Voilà pourquoi le seuil d'accueil n'a jamais été fixé par référendum ! On lui préfère les calculs, les consultations d'experts et les projections démographiques. Comme celle de l'Institut de la statistique du Québec qui conclut, à partir d'un scénario prévoyant 50 000 immigrants par année, que « la perspective d'une décroissance de la population du Québec n'est plus envisagée » à l'horizon 2061.

Et malgré tout, le gouvernement s'apprête à diminuer le nombre d'arrivants, à aggraver la pénurie de main-d'oeuvre et à réduire la portion démographique du Québec au pays, avec une légèreté déconcertante, en s'appuyant sur cette fameuse notion arbitraire de « capacité d'accueil ».

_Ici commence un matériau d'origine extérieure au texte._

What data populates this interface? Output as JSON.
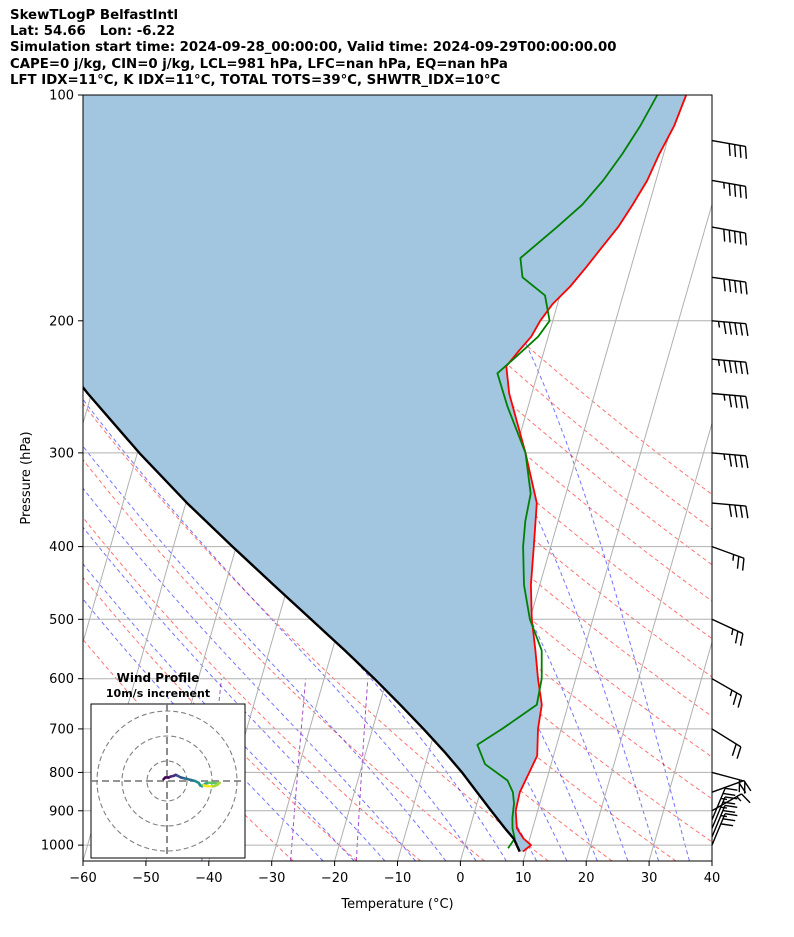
{
  "header": {
    "line1": "SkewTLogP BelfastIntl",
    "line2": "Lat: 54.66   Lon: -6.22",
    "line3": "Simulation start time: 2024-09-28_00:00:00, Valid time: 2024-09-29T00:00:00.00",
    "line4": "CAPE=0 j/kg, CIN=0 j/kg, LCL=981 hPa, LFC=nan hPa, EQ=nan hPa",
    "line5": "LFT IDX=11°C, K IDX=11°C, TOTAL TOTS=39°C, SHWTR_IDX=10°C"
  },
  "chart_data": [
    {
      "type": "line",
      "subtype": "skew-t log-p",
      "title": "",
      "xlabel": "Temperature (°C)",
      "ylabel": "Pressure (hPa)",
      "xlim": [
        -60,
        40
      ],
      "ylim": [
        1050,
        100
      ],
      "y_scale": "log",
      "x_ticks": [
        -60,
        -50,
        -40,
        -30,
        -20,
        -10,
        0,
        10,
        20,
        30,
        40
      ],
      "x_tick_labels": [
        "−60",
        "−50",
        "−40",
        "−30",
        "−20",
        "−10",
        "0",
        "10",
        "20",
        "30",
        "40"
      ],
      "y_ticks": [
        1000,
        900,
        800,
        700,
        600,
        500,
        400,
        300,
        200,
        100
      ],
      "y_tick_labels": [
        "1000",
        "900",
        "800",
        "700",
        "600",
        "500",
        "400",
        "300",
        "200",
        "100"
      ],
      "grid": true,
      "legend": "none",
      "series": [
        {
          "color": "#ff0000",
          "points": [
            [
              1020,
              9.5
            ],
            [
              1000,
              10.5
            ],
            [
              980,
              9.0
            ],
            [
              950,
              7.5
            ],
            [
              900,
              6.5
            ],
            [
              850,
              6.3
            ],
            [
              800,
              6.9
            ],
            [
              760,
              7.4
            ],
            [
              700,
              6.3
            ],
            [
              650,
              5.8
            ],
            [
              600,
              4.0
            ],
            [
              550,
              2.3
            ],
            [
              500,
              0.3
            ],
            [
              450,
              -1.4
            ],
            [
              400,
              -2.7
            ],
            [
              350,
              -4.2
            ],
            [
              300,
              -8.3
            ],
            [
              250,
              -13.6
            ],
            [
              230,
              -15.3
            ],
            [
              220,
              -14.1
            ],
            [
              210,
              -12.7
            ],
            [
              200,
              -12.0
            ],
            [
              190,
              -10.8
            ],
            [
              180,
              -8.8
            ],
            [
              170,
              -7.2
            ],
            [
              160,
              -5.6
            ],
            [
              150,
              -3.9
            ],
            [
              140,
              -2.6
            ],
            [
              130,
              -1.4
            ],
            [
              120,
              -0.7
            ],
            [
              110,
              0.4
            ],
            [
              100,
              0.9
            ]
          ]
        },
        {
          "color": "#008000",
          "points": [
            [
              1010,
              7.0
            ],
            [
              980,
              7.6
            ],
            [
              950,
              6.8
            ],
            [
              920,
              6.3
            ],
            [
              880,
              5.9
            ],
            [
              850,
              5.2
            ],
            [
              820,
              3.8
            ],
            [
              780,
              -0.5
            ],
            [
              735,
              -2.6
            ],
            [
              700,
              0.6
            ],
            [
              650,
              5.0
            ],
            [
              600,
              4.6
            ],
            [
              550,
              3.3
            ],
            [
              500,
              0.0
            ],
            [
              450,
              -2.5
            ],
            [
              400,
              -4.4
            ],
            [
              370,
              -5.2
            ],
            [
              340,
              -5.6
            ],
            [
              300,
              -8.3
            ],
            [
              260,
              -13.3
            ],
            [
              235,
              -16.4
            ],
            [
              225,
              -14.5
            ],
            [
              210,
              -11.6
            ],
            [
              200,
              -10.5
            ],
            [
              185,
              -12.4
            ],
            [
              175,
              -16.8
            ],
            [
              165,
              -18.0
            ],
            [
              150,
              -13.6
            ],
            [
              140,
              -10.6
            ],
            [
              130,
              -8.4
            ],
            [
              120,
              -6.6
            ],
            [
              110,
              -5.0
            ],
            [
              100,
              -3.7
            ]
          ]
        },
        {
          "color": "#000000",
          "points": [
            [
              1020,
              9.0
            ],
            [
              981,
              7.5
            ],
            [
              950,
              5.6
            ],
            [
              900,
              2.6
            ],
            [
              850,
              -0.5
            ],
            [
              800,
              -3.8
            ],
            [
              750,
              -7.6
            ],
            [
              700,
              -11.9
            ],
            [
              650,
              -16.7
            ],
            [
              600,
              -22.0
            ],
            [
              550,
              -28.0
            ],
            [
              500,
              -34.8
            ],
            [
              450,
              -42.3
            ],
            [
              400,
              -50.6
            ],
            [
              350,
              -59.8
            ],
            [
              300,
              -69.7
            ],
            [
              250,
              -80.6
            ],
            [
              200,
              -93.0
            ],
            [
              150,
              -107.6
            ],
            [
              100,
              -126.4
            ]
          ]
        }
      ],
      "shaded_region": {
        "between": [
          "#ff0000",
          "#000000"
        ],
        "color": "#a2c5e0"
      },
      "background_lines": {
        "isotherms_C": [
          -150,
          -140,
          -130,
          -120,
          -110,
          -100,
          -90,
          -80,
          -70,
          -60,
          -50,
          -40,
          -30,
          -20,
          -10,
          0,
          10,
          20,
          30,
          40
        ],
        "dry_adiabats_C": [
          -30,
          -20,
          -10,
          0,
          10,
          20,
          30,
          40,
          50,
          60,
          70,
          80,
          90,
          100,
          110,
          120,
          130
        ],
        "moist_adiabats_C": [
          -25,
          -20,
          -15,
          -10,
          -5,
          0,
          5,
          10,
          15,
          20,
          25,
          30,
          35
        ],
        "mixing_lines_gkg": [
          0.1,
          0.4,
          1.0
        ]
      },
      "wind_barbs": [
        {
          "p": 1000,
          "u": -5.5,
          "v": -13.2
        },
        {
          "p": 975,
          "u": -5.3,
          "v": -12.8
        },
        {
          "p": 950,
          "u": -5.1,
          "v": -12.3
        },
        {
          "p": 925,
          "u": -4.9,
          "v": -11.7
        },
        {
          "p": 900,
          "u": -6.8,
          "v": -3.9
        },
        {
          "p": 850,
          "u": -9.1,
          "v": -3.3
        },
        {
          "p": 800,
          "u": -10.4,
          "v": 2.8
        },
        {
          "p": 700,
          "u": -9.8,
          "v": 6.1
        },
        {
          "p": 600,
          "u": -10.8,
          "v": 6.2
        },
        {
          "p": 500,
          "u": -11.9,
          "v": 5.5
        },
        {
          "p": 400,
          "u": -12.6,
          "v": 4.6
        },
        {
          "p": 350,
          "u": -19.7,
          "v": 1.7
        },
        {
          "p": 300,
          "u": -22.9,
          "v": 2.0
        },
        {
          "p": 250,
          "u": -23.9,
          "v": 2.1
        },
        {
          "p": 225,
          "u": -26.9,
          "v": 2.4
        },
        {
          "p": 200,
          "u": -27.9,
          "v": 2.4
        },
        {
          "p": 175,
          "u": -24.6,
          "v": 3.5
        },
        {
          "p": 150,
          "u": -24.8,
          "v": 4.4
        },
        {
          "p": 130,
          "u": -21.6,
          "v": 3.8
        },
        {
          "p": 115,
          "u": -19.7,
          "v": 3.5
        }
      ]
    },
    {
      "type": "line",
      "subtype": "hodograph",
      "title": "Wind Profile",
      "subtitle": "10m/s increment",
      "ring_step_ms": 10,
      "colormap": "viridis",
      "points": [
        [
          -2,
          1
        ],
        [
          -1,
          2
        ],
        [
          1,
          2
        ],
        [
          2,
          2.5
        ],
        [
          4,
          3
        ],
        [
          5,
          3.5
        ],
        [
          6,
          3
        ],
        [
          8,
          2
        ],
        [
          10,
          1.5
        ],
        [
          12,
          1
        ],
        [
          14,
          0.5
        ],
        [
          16,
          0
        ],
        [
          18,
          -1
        ],
        [
          19,
          -2.5
        ],
        [
          20,
          -3
        ],
        [
          22,
          -1.5
        ],
        [
          24,
          -1
        ],
        [
          26,
          -1
        ],
        [
          29,
          -1.5
        ],
        [
          30,
          -1
        ],
        [
          29,
          -2
        ],
        [
          27,
          -3
        ],
        [
          25,
          -3
        ],
        [
          23,
          -3
        ],
        [
          21,
          -2.5
        ]
      ]
    }
  ]
}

Et ce, même si on a vu dans le passé que la capacité d'absorption du Québec est toute relative. Pensez aux Vietnamiens, ou plus récemment, aux Syriens. Des exemples qui donnent raison au sociologue François Héran. Le titulaire de la chaire Migrations et sociétés du Collège de France rappelle souvent que « l'idée qu'il y aurait une sorte de seuil, qu'il y aurait des capacités d'accueil et que celles-ci seraient mesurables, n'a aucun fondement scientifique ».

Oui, c'est vrai que le Québec a de la difficulté avec la francisation des nouveaux arrivants. Mais par quelle acrobatie sémantique est-on arrivé à se convaincre qu'ils n'apprennent pas le français parce qu'ils sont trop nombreux ? Et donc, qu'il suffit d'en « prendre moins pour en prendre soin » ?

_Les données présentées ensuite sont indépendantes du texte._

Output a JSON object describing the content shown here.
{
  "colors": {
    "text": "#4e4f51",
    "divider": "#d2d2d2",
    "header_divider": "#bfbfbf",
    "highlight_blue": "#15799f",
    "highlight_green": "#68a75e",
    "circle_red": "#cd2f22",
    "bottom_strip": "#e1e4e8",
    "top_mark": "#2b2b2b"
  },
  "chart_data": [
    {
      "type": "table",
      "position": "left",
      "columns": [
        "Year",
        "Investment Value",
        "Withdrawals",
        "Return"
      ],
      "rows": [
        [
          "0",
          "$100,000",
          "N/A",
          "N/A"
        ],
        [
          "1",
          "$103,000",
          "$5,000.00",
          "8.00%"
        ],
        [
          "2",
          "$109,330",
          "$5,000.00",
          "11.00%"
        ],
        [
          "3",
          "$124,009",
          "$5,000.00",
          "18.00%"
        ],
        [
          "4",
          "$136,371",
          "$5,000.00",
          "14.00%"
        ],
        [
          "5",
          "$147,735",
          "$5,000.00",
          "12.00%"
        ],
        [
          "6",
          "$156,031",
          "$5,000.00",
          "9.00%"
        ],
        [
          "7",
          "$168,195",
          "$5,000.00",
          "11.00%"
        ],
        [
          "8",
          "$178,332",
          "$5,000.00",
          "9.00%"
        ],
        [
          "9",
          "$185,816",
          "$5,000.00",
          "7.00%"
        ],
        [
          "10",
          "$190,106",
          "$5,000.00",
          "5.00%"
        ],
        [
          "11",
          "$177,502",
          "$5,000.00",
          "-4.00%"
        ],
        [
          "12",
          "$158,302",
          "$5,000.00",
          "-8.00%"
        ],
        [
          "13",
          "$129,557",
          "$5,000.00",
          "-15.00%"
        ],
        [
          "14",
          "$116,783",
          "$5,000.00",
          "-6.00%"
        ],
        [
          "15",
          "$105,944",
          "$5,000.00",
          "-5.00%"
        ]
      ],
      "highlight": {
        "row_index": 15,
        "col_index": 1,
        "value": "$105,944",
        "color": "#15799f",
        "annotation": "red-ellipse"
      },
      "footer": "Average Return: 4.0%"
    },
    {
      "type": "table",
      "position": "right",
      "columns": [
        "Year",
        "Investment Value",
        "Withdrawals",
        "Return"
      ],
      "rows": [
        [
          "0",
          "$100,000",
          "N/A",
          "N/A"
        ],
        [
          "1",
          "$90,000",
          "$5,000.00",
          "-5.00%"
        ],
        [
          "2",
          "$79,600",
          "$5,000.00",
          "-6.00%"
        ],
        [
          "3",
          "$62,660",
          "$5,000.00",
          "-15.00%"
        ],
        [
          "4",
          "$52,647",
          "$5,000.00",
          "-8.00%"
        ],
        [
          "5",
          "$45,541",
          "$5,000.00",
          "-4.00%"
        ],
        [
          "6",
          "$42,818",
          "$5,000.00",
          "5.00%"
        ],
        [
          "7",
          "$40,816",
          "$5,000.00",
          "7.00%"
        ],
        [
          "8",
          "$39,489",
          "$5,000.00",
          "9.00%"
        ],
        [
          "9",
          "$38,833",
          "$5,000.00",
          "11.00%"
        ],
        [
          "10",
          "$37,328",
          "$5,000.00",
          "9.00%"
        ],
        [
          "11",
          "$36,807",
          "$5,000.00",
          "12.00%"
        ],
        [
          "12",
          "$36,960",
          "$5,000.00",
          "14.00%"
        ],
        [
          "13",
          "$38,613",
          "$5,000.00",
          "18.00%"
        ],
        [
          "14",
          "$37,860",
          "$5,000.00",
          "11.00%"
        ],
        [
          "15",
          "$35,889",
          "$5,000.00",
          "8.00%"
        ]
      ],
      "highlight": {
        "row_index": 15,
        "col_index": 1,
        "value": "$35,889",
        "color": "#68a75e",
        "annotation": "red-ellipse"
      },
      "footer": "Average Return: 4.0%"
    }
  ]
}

Le rapport du Vérificateur général qu'on cite à tout bout de champ pour brandir l'« échec » de la francisation conclut pourtant que c'est un problème d'investissements, d'organisation et de volonté politique.

Autrement dit, la capacité d'accueil des nouveaux arrivants, essentiel au dynamisme du Québec, est à la hauteur des ressources qu'on y consacre.

Il suffirait donc d'augmenter les ressources consacrées aux immigrants pour en prendre soin...

François Legault a raison quand il souligne, dans son discours, qu'« on doit éviter de regarder de haut, avec mépris », les inquiétudes de la population québécoise. Mais faut-il pour autant en faire l'argument principal du législateur ?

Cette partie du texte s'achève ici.